Virtually free, it’s easy to get connected (just a few clicks of the remote) and you’ll be surprised how relaxed and natural chatting in a lounge room environment can be. No awkward chin-shots from an upward-pointing webcam on a notebook screen, no collapsing tablet stands, no job-interview-like desk-to-desk study call.
Just you on the couch, chilling and chatting naturally with someone else on a couch.
Of course if they’re using a smartphone or a tablet their head can look pretty giant on your 55 inch TV, but hey – at least you look good.
3. It has the best versions of some apps
Well of course this is a statement up for debate, though mostly from app power-users who live on their tablets or at their PCs. But for our money, YouTube on a TV is YouTube as it was meant to be.
The implementation of YouTube differs between manufacturers, but some have gone to great lengths to make the interface work well with a standard-style TV remote, and most importantly make it really fast to choose different videos, which is of course what YouTube is all about.
There are lots of other apps which really lend themselves better to the big screen of the TV rather than any other format. Weather and news apps are obvious, but anything that relies on the passive consumption of large amounts of content is just more comfortable and simpler on a TV.
2. It makes managing your content much simpler
These days, you have lots of content to deal with. Movies, music, pictures, social media accounts, email and the rest of it. Subscriptions to various websites. Pay TV content. Rented movies, bought movies, the list goes on and on.

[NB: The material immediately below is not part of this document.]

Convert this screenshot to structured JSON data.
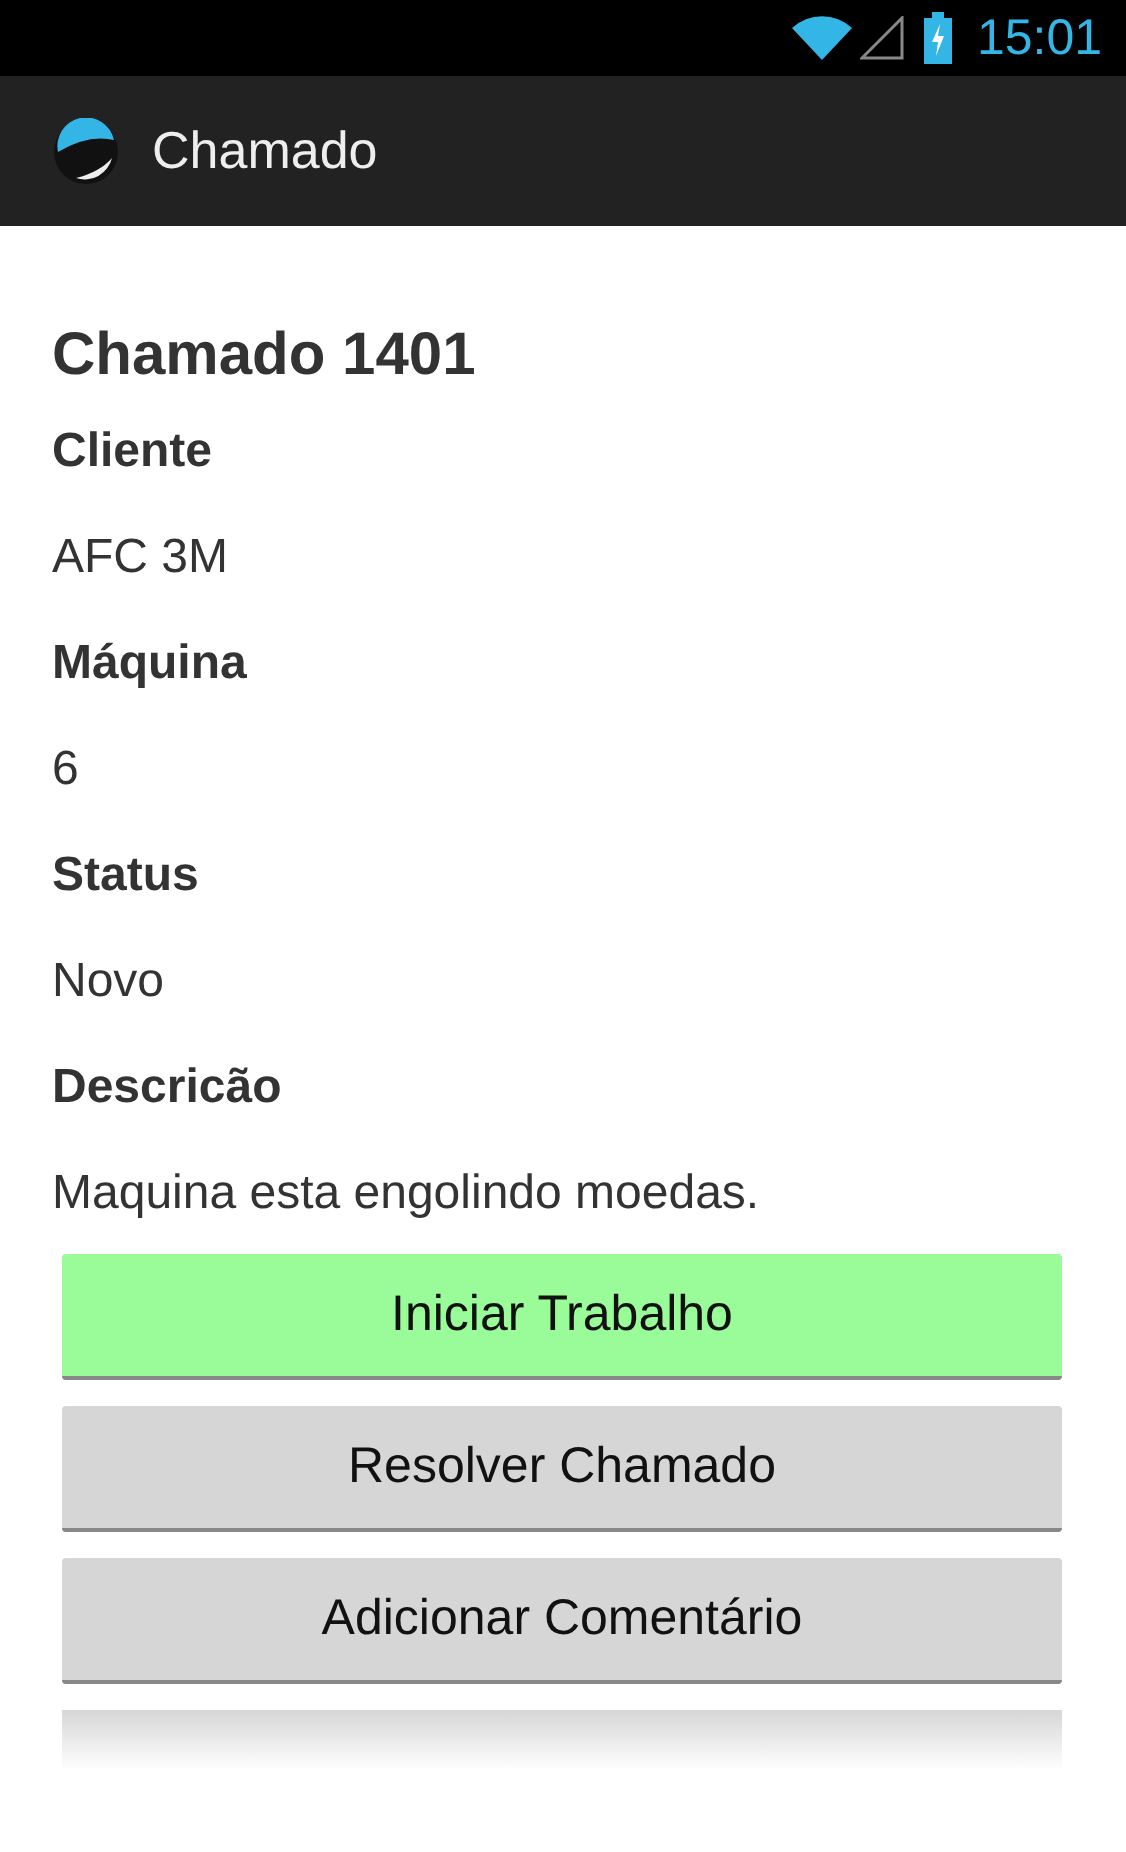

Without a smart TV, you need several devices in several different parts of the house to manage all this content. A PC for some, various HDMI-equipped boxes for others. Music has always been a completely separate thing, accessible via TVs for a few years now, but hardly fun to browse on a menu with hardly any features.
A smart TV, with its app-based interface, brings all of these things into the one device.
Of course you can still listen to music on your smartphone, but you can manage your home audio via your smart TV, with a clean interface that displays lots of information about the track you’re listening to.
Various movie apps let you hire movies and watch them right there, and let you keep track of your movie-watching habits or subscription services that offer unlimited content per month.
And as we mentioned, with a smart TV you can subscribe to those pay TV channels you actually want – though again this depends on the model you end up choosing.
1. A smart TV is the best TV
You might think that since a smart TV is in some ways a giant tablet with HD tuners in it, that a true videophile-grade TV will not be ‘smart’ and will instead concentrate on core features like picture quality.
But in fact manufacturers are putting all their best technology into their top-tier TVs, and that includes smart functionality.
The best smart TVs are 3D, have advanced picture quality features like localised dimming, plus all kinds of image-processing circuitry to increase the quality of dodgy signals (like DVD and YouTube), smooth motion on live TV, and make sure a Blu-ray movie plays at the frame rate its director intended.
A TV is not a mobile phone. There are TVs that ‘just receive TV’, but they are cheaper and less capable than their smart cousins – in every way.